October 10, 2010

Math Breakthrough

For some bizarre reason, I forgot that my oldest child will learn anything more happily if she's learning it from a story book.

That applies to math. And in fact, I have a resource book that lists all the children's books that teach a particular math concept, listed by math concept. So, when you know you're going to be doing double digit addition you can look that up and find out if your library has any of the sixty odd children's books that teach double digit addition.

It is a helpful resource.

In my attempt to make math more appealing and fun for my oldest, I gathered a variety of resources. However, the major breakthrough for me and her happened because of A Fair Bear Share. A Fair Bear Share is all about place value. I have struggled to help Miriam understand place value for two years now. Yes, they introduce the topic in kindergarten in all the math curriculum I've seen. Yes, I think that's outrageous. Back to the point--trying to teach Miriam the concept of place value has been like beating my head, and her head, against a brick wall. And yet, I never let up. No wonder she started to dislike math last year.

This year, however, I had already decided that we were going to skip over concepts she didn't get easily and revisit them when she was older. I believe firmly in brain development playing a large role in when children "get" concepts and I was bound and determined to not let a textbook decide when Miriam should or should not learn a concept.

So patterns and place value were totally out. I wasn't going near them with a ten foot pole.

But then I grabbed a bunch of math books from the library to glance through and see if I liked them and Miriam found them. When Miriam sees a book she reads a book. She was reading A Fair Bear Share when school was supposed to start so she begged me to read it to her rather than have to put it away until after school.

So I did. And place value all of sudden clicked for Miriam. By the end of the book.

It was amazing.

And it was language arts week so we weren't even going to do math that day.

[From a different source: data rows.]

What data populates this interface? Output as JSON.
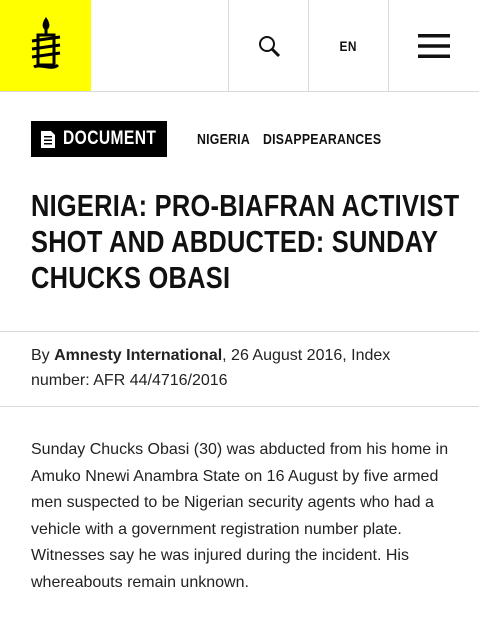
{
  "header": {
    "logo_name": "amnesty-candle-logo",
    "search_icon": "search-icon",
    "language": "EN",
    "menu_icon": "hamburger-menu-icon"
  },
  "tags": {
    "document_badge": "DOCUMENT",
    "document_icon": "document-icon",
    "topics": [
      "NIGERIA",
      "DISAPPEARANCES"
    ]
  },
  "article": {
    "title": "NIGERIA: PRO-BIAFRAN ACTIVIST SHOT AND ABDUCTED: SUNDAY CHUCKS OBASI",
    "byline_prefix": "By ",
    "author": "Amnesty International",
    "byline_suffix": ", 26 August 2016, Index number: AFR 44/4716/2016",
    "body": "Sunday Chucks Obasi (30) was abducted from his home in Amuko Nnewi Anambra State on 16 August by five armed men suspected to be Nigerian security agents who had a vehicle with a government registration number plate. Witnesses say he was injured during the incident. His whereabouts remain unknown."
  },
  "colors": {
    "brand_yellow": "#ffff00",
    "badge_black": "#000000",
    "divider": "#d9d9d9"
  }
}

After the book, when I could tell Miriam was getting the concept, I grabbed a bunch of cubes that come in sets of ten. I piled some in front of her and asked her what the most efficient way of counting them would be. I gave her hints and she carefully counted them into groups of tens and then one group of ones. Then I asked her to figure out how many there were. She immediately started counting them by ones over again. I stopped her and reminded her that she knew how to count by tens. So she counted the groups of ten by tens, and then counted the three or so in the group of ones. When she realized what she'd done and how fast she'd been able to count all those cubes--you should have seen her face. It was priceless.

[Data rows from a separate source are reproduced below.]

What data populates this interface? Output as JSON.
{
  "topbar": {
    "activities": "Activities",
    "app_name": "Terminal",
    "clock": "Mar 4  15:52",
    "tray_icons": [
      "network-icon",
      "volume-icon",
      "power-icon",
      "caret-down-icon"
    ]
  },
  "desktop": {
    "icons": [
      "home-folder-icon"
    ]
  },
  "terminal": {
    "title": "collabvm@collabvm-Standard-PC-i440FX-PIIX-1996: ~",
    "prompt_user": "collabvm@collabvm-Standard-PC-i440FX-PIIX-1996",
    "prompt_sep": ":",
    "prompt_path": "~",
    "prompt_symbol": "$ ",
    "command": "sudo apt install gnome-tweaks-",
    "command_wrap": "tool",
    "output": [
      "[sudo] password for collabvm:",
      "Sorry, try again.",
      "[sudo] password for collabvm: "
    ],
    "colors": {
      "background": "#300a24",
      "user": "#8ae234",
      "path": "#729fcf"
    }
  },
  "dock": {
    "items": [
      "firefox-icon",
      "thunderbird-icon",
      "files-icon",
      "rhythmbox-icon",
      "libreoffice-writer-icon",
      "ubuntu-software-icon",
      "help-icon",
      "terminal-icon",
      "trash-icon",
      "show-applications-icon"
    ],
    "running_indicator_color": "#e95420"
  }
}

We practiced that a few more times. Then I got her math book and we flipped through pages and did every single practice problem we could find that had to do with locating numbers in the tens place, or ones place, or hundreds place. We also did all the problems that used base ten squares to have her count things. She got it.

All because she can't help reading books with cute pictures of bears.

Really, it was a little miracle for both of us. A reminder to me that she can get it when she's developmentally ready and it is presented in the right way. A way that matches her and her strengths. And a reminder that there is no need to rush. She'll learn everything she needs to at the right time for her.

A reminder to her that she used to love math.
Here are our other favorite math books so far. One More Bunny has the cutest illustrations. More to the point, it is about adding one. All my children loved it. I had my four year old figure out how many bunnies there would be if you added one before I let the older two say the answer. They nearly burst waiting for Emeline--but it was good practice for all three. Can't emphasize enough how cute the pictures are. I put this on my list of must own just for the picture of the bunny in the swing. You'll know which bunny I mean when you see her.

Quack and Count is about grouping the number 7. So one page will have the duckies in a group of 5 and a group of 2. Another page will have the duckies in a group of 1 and a group of 6. As a little side benefit, there are three little ladybugs hidden on each spread. We had a lot of fun reading this book together and finding the ladybugs.

After we read it, I got out my counting cubes again and Cowen and I practiced making different groups that equaled five. He didn't really get it at first, but was starting to by the end. Miriam already knew this concept, but I drilled her for two days after we read the book on the addition so now she's a pro at 4+3 and 5+2 and 3+4 and 2+5.

Cute book.

Happy math reading.

Hope you are all having your own little learning miracles.